Oh dear, is "that" the way my post came across. It wasn't meant to. Sorry Stuie. I am only too pleased that someone is bothering to be of help.
But that's how the designer of the Booster plug explains it. I am just trying it out.
I am trying hard to cure the problem, and there is no easy fix, and I was interested if someone else has had a problem with 1200RT's. Also I am not happy, as you might have guessed ! with certain dealerships, Who treat customers as if they are total idiots. Which is why I am reluctant to take it in to a dealership and get told, " yea characteristic of 1200's mate " or "yes, well until we have done a 20,000 mile service on it there's nothing we can do "

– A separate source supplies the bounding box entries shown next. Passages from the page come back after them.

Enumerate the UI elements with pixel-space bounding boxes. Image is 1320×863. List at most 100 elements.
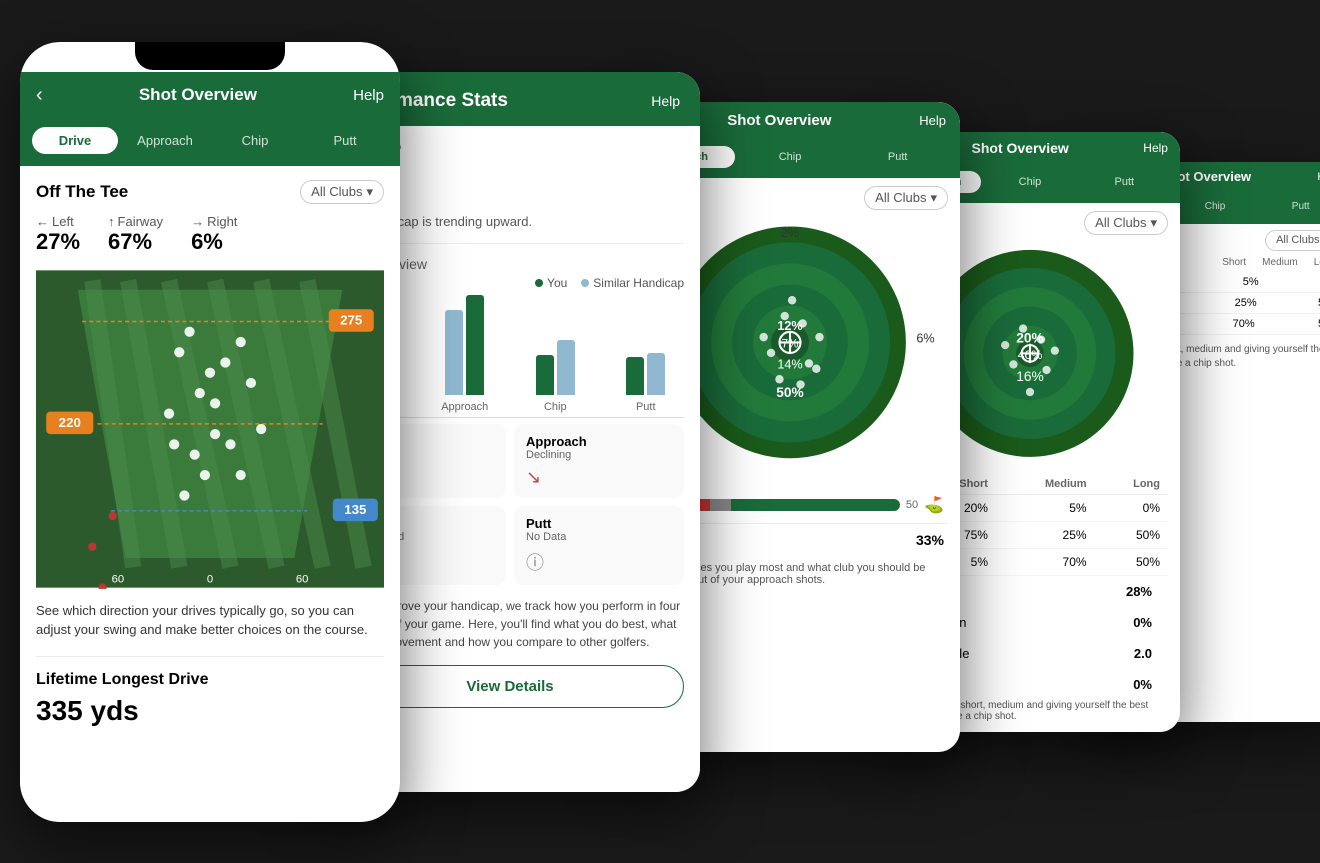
fairway-svg: 275 220 135 — [36, 269, 384, 589]
bar-chip-similar — [557, 340, 575, 395]
left-stat: ← Left 27% — [36, 214, 80, 255]
phone-4-chevron: ▾ — [1150, 215, 1157, 231]
ph5-th-medium: Medium — [1262, 257, 1298, 268]
phone-5-dropdown[interactable]: All Clubs ▾ — [1265, 230, 1320, 251]
direction-stats: ← Left 27% ↑ Fairway 67% → Right 6% — [36, 214, 384, 255]
tab-chip[interactable]: Chip — [212, 127, 298, 154]
row2-medium: 25% — [996, 522, 1095, 549]
section-header: Off The Tee All Clubs ▾ — [36, 180, 384, 204]
fairway-stat: ↑ Fairway 67% — [108, 214, 163, 255]
trend-putt-title: Putt — [526, 516, 672, 531]
bar-label-chip: Chip — [544, 401, 567, 413]
phone-4-help[interactable]: Help — [1143, 141, 1168, 155]
drive-description: See which direction your drives typicall… — [36, 601, 384, 640]
chevron-down-icon: ▾ — [366, 184, 373, 200]
phone-1: ‹ Shot Overview Help Drive Approach Chip… — [20, 42, 400, 822]
phone-3-chevron-icon: ▾ — [930, 190, 937, 206]
bars-chip — [536, 295, 575, 395]
tab-approach[interactable]: Approach — [122, 127, 208, 154]
svg-text:14%: 14% — [777, 357, 802, 371]
back-button[interactable]: ‹ — [36, 84, 43, 107]
phone-1-body: Off The Tee All Clubs ▾ ← Left 27% ↑ Fai… — [20, 166, 400, 796]
phone-4-tab-chip[interactable]: Chip — [984, 171, 1075, 193]
ph5-r3-medium: 70% — [1233, 318, 1255, 330]
bars-putt — [626, 295, 665, 395]
svg-text:135: 135 — [344, 501, 367, 516]
avg-value: 2.0 — [1134, 646, 1152, 661]
gir-value: 33% — [916, 532, 944, 548]
bar-putt-you — [626, 357, 644, 395]
scene: ‹ Shot Overview Help Drive Approach Chip… — [20, 22, 1300, 842]
ph5-th-short: Short — [1222, 257, 1246, 268]
row2-long: 50% — [1095, 522, 1168, 549]
perf-help[interactable]: Help — [651, 93, 680, 109]
missed-value: 28% — [1126, 584, 1152, 599]
bar-approach-you — [466, 295, 484, 395]
phone-4-dropdown[interactable]: All Clubs ▾ — [1084, 211, 1168, 235]
phone-4-dropdown-label: All Clubs — [1095, 215, 1146, 230]
fairway-container: 275 220 135 — [36, 269, 384, 589]
trend-putt-icon: ⓘ — [526, 549, 672, 575]
svg-text:0: 0 — [207, 573, 213, 585]
right-value: 6% — [191, 229, 223, 255]
off-the-tee-title: Off The Tee — [36, 182, 128, 202]
bar-approach-similar — [445, 310, 463, 395]
ph5-r2-medium: 25% — [1235, 297, 1257, 309]
row1-medium: 5% — [996, 495, 1095, 522]
bar-label-approach: Approach — [441, 401, 488, 413]
left-label: ← Left — [36, 214, 74, 229]
similar-dot — [581, 279, 589, 287]
sandies-value: 0% — [1133, 677, 1152, 692]
phone-5-tab-chip[interactable]: Chip — [1174, 197, 1257, 216]
svg-text:60: 60 — [296, 573, 309, 585]
phone-1-screen: ‹ Shot Overview Help Drive Approach Chip… — [20, 42, 400, 822]
trend-putt-sub: No Data — [526, 531, 672, 543]
legend-you: You — [535, 276, 567, 290]
phone-5-dropdown-label: All Clubs — [1276, 234, 1319, 246]
tab-drive[interactable]: Drive — [32, 127, 118, 154]
svg-text:46%: 46% — [1018, 347, 1043, 361]
phone-4-title: Shot Overview — [972, 140, 1069, 156]
phone-3-help[interactable]: Help — [919, 113, 946, 128]
divider — [36, 656, 384, 657]
phone-3-tab-chip[interactable]: Chip — [738, 146, 843, 168]
svg-text:60: 60 — [112, 573, 125, 585]
svg-text:6%: 6% — [916, 331, 934, 345]
phone-3-tab-putt[interactable]: Putt — [845, 146, 950, 168]
ph5-r1-medium: 5% — [1243, 276, 1259, 288]
row3-long: 50% — [1095, 549, 1168, 576]
up-down-value: 0% — [1133, 615, 1152, 630]
phone-1-help[interactable]: Help — [353, 87, 384, 104]
acc-seg-4 — [731, 499, 900, 511]
th-long: Long — [1095, 474, 1168, 495]
th-medium: Medium — [996, 474, 1095, 495]
trend-approach-sub: Declining — [526, 449, 672, 461]
svg-text:2%: 2% — [781, 226, 799, 240]
right-label: → Right — [191, 214, 237, 229]
bar-group-chip: Chip — [517, 295, 594, 413]
phone-1-title: Shot Overview — [139, 85, 257, 105]
trend-approach-title: Approach — [526, 434, 672, 449]
phone-4-tab-putt[interactable]: Putt — [1079, 171, 1170, 193]
tab-putt[interactable]: Putt — [302, 127, 388, 154]
club-dropdown[interactable]: All Clubs ▾ — [300, 180, 384, 204]
svg-text:7%: 7% — [782, 338, 799, 350]
phone-1-header: ‹ Shot Overview Help — [20, 72, 400, 119]
row3-medium: 70% — [996, 549, 1095, 576]
phone-3-title: Shot Overview — [727, 112, 831, 129]
lifetime-label: Lifetime Longest Drive — [36, 671, 384, 689]
row1-long: 0% — [1095, 495, 1168, 522]
phone-5-tab-putt[interactable]: Putt — [1259, 197, 1320, 216]
bar-putt-similar — [647, 353, 665, 395]
left-value: 27% — [36, 229, 80, 255]
svg-text:12%: 12% — [777, 318, 802, 332]
trend-approach: Approach Declining ↘ — [514, 424, 684, 498]
svg-text:275: 275 — [340, 312, 363, 327]
trend-approach-icon: ↘ — [526, 467, 672, 488]
club-dropdown-label: All Clubs — [311, 184, 362, 199]
right-stat: → Right 6% — [191, 214, 237, 255]
phone-3-dropdown[interactable]: All Clubs ▾ — [864, 186, 948, 210]
acc-max: 50 — [906, 499, 918, 511]
ph5-th-long: Long — [1314, 257, 1320, 268]
bar-group-putt: Putt — [608, 295, 685, 413]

Taken another look at my post, and I still can't see where it would come across as anything but a friendly reply. I wasn't being a know all about being a mechanic/technician. And the Quotation in Brackets (er, no it isn't "Mate" ) was my reply to the Technician in question, because I didn't like being called Mate, not a remark to Stuie.
Linz young lady your going to get such a spaninking 8-D
Dont worry whatsitsname no offence taken.
The bmw oilers are bit or a love it or hate it engine tbh.
To my down fall im addicted to them. I have had 1100's 1150's and 1200's. I have despatched far to many of them as a courier over the last 20 years.
There all slightly differnt but the 1200 is definatly the rougher running of the family. Its definatly an engine that lives on revs rather than the old1100 and 1150 which thump away from just above tick over.
Although they are a little rough low down it shouldnt be nasty and the should still tick over sweetly. Almost like a sowing machine.
Get the tappets set spot on (always from cold) four nice new plugs and a clean air filter with the throttles balanced and it should sing along...however do make sure the balancing bungs are in good nick. They have a habit of falling apart and going missing. With one of these gone it will pop fart and back fire all over the place and run like its about to let go some thing expensive.
Another thing that can cause a missfire is a dodgy ignition switch. There can bus controled so a simple bypass wont work unless you get he resitance across the cuircit right (trips out he imobiliser is resistance is incorrect) these have a habit of corroding as water drips down through the barrell. Its easy enough to remove the switch and check it for corrosion internaly its just two micro switches. But there not cheep. Its the one part i would by gen and new rather than used.
OK Linz you are officially forgiven. Actually, I did guess afterwards that that might be the case. Thanks for that Stuie. If you look at my profile you might be able to guess why I'm a bit sensitive !! and it's been one of those days unfortunately, and the last thing I want at this stage is to upset anyone.
To be fair to the BMW tech, (Sort of). BMW's do take a bit of getting used to after a VFR. But I want to persevere with it. A couple of weeks ago after coming back from Poole bike night I was ready to get rid of it. But today I put a 110 miles on it, and it was behaving quite well. It is a great Bike and maybe I am getting used to it.
So I WILL take your advice, and do some work on it myself. and go through the things you said. Thanks again
Don
P.S. My username is an old joke at my expense from many years back.
No actual boxer twin experience; but as a mechanical engineer considering the dynamics of the engine layout and modern requirements for economy and emissions control, getting one to run smoothly must be like balancing on a knife edge. One man's 'vibration' is another man's 'character'. If smoothness is a priority for you, then trading for something with more cylinders may be preferable? <ducks and runs!>
Just an update. I don't have a problem with the bike any more.I cured the problem completely. How did I cure it? I wrote it off by hitting a Deer.!!! Don't bother with the "Oh deer" jokes i've heard them. ??
I now have a GS 1200, and it's perfect. No rough running probs.Great in Traffic. So! Onward and upward!!!